Aus der Geschichte der Leyenburg

12.11.2021

Wo heute Schloss Leyenburg (in Rheurdt an der Grenze zu Neukirchen-Vluyn) steht, befand sich früher an der Grenze zwischen dem Herzogtum Geldern und der Grafschaft Moers ein Herrensitz, der 1349 erstmalig urkundlich erwähnt wurde. Bis ins 16. Jahrhundert hinein saß hier Familie Kiekhorst.

1772 erwarb die Krefelder Seidenfabrikantenfamilie von der Leyen das Gut mit Park als Landsitz. Die alten Gebäude wurden abgerissen, ein Schloss mit Namen Leyenburg entstand in klassizistischer Ausgestaltung.

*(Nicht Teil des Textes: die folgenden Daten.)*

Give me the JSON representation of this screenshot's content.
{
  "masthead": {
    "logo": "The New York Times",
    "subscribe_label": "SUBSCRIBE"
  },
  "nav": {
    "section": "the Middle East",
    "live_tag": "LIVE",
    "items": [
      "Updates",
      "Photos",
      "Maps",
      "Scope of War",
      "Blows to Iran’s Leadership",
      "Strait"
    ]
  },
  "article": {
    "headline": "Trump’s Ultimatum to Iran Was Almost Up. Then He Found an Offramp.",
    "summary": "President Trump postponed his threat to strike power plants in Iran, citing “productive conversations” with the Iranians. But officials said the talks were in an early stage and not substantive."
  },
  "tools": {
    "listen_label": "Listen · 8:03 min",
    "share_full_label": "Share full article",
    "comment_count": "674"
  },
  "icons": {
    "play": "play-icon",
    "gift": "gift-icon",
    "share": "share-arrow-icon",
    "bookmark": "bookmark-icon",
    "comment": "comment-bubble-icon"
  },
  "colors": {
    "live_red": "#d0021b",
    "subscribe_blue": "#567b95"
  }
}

Seit Ende des 19. Jahrhunderts wohnte Familie von der Leyen nicht mehr dort.

Danach wurde das Schloss in unterschiedlicher Weise genutzt: Während des Ersten Weltkriegs war die Leyenburg als Lazarett die Wirkungsstätte des Vluyner Arztes Dr. Augustin und des Vaterländisches Frauenvereins und in den 1930er Jahren ein überregional bekanntes Parkcafé.

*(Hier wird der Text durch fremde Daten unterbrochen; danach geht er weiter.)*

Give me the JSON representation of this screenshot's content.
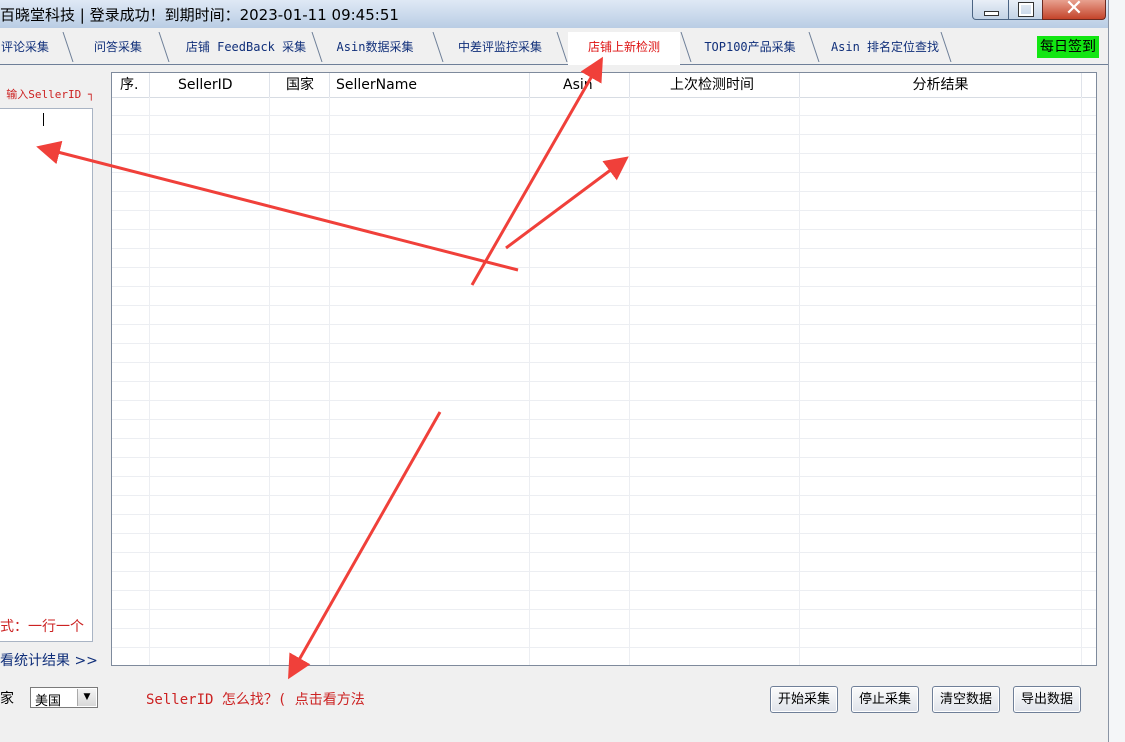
{
  "window": {
    "title": "百晓堂科技 | 登录成功！到期时间：2023-01-11 09:45:51"
  },
  "tabs": [
    {
      "label": "评论采集"
    },
    {
      "label": "问答采集"
    },
    {
      "label": "店铺 FeedBack 采集"
    },
    {
      "label": "Asin数据采集"
    },
    {
      "label": "中差评监控采集"
    },
    {
      "label": "店铺上新检测",
      "active": true
    },
    {
      "label": "TOP100产品采集"
    },
    {
      "label": "Asin 排名定位查找"
    }
  ],
  "daily_signin": "每日签到",
  "left_panel": {
    "caption": "┌ 输入SellerID ┐",
    "format_hint": "格式：一行一个",
    "view_stats": "查看统计结果 >>",
    "country_label": "国家",
    "country_value": "美国"
  },
  "grid": {
    "columns": [
      "序.",
      "SellerID",
      "国家",
      "SellerName",
      "Asin",
      "上次检测时间",
      "分析结果"
    ],
    "rows": []
  },
  "bottom": {
    "how_to_find": "SellerID 怎么找？( 点击看方法",
    "start": "开始采集",
    "stop": "停止采集",
    "clear": "清空数据",
    "export": "导出数据"
  },
  "colors": {
    "annotation_arrow": "#f0403a",
    "active_tab_text": "#dd1111",
    "signin_bg": "#12e612"
  }
}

Leyenburg mit Parkcafé, 1930; Copyright: Museumsarchiv NV

1936, von April bis Dezember, diente die Leyenburg aks Landjahrlager für 60 junge Mädchen im Alter von 14 und 15 Jahren, die aus der Gegend von Bitterfeld stammten.

Das Landjahr war vom NS-Staat als politische Schulungsmaßnahne für Jugendliche im Anschluss an ihre Schulzeit eingeführt worden. Mädchen sollten sich - zur Vorbereitung auf ihre spätere Rolle als Ehefrau und Mutter- land- und hauswirtschaftliche Fähigkeiten aneignen .

Die Landjahrmädchen vor dem Schloss; Copyright: Museumsarchiv NV

Fast sechzig Jahre später gelang es durch einen Aufruf in Bitterfelder Zeitungen, einige der ehemaligen Landjahrmädchen als Zeitzeuginnen zu gewinnen. Auf private Einladung der Frauengeschichtswerkstatt Neukirchen-Vluyn besuchten sie 1995 das Schloss.

Eine von ihnen beschrieb die morgendlichen Rituale am Fahnenplatz “ Das Schloss war von einem herrlichen Park umgeben. Im Park gab es ein Rondell, wo der Fahnenappell mit Fahnenhissen stattfand. Jeden Tag war Fahnenappell vor dem Frühstück. Während der Olympischen Spiele in Berlin 1936 wurde Tag und Nacht Wache an den Fahnen gehalten. Die Wachzeit und die Wachablösung waren eingeteilt.“ Vor dem Schloss fand auch die Einteilung der jungen Mädchen zum Arbeitseinsatz im Haus, in der Küche , im Garten und bei Bauern auf dem Feld statt.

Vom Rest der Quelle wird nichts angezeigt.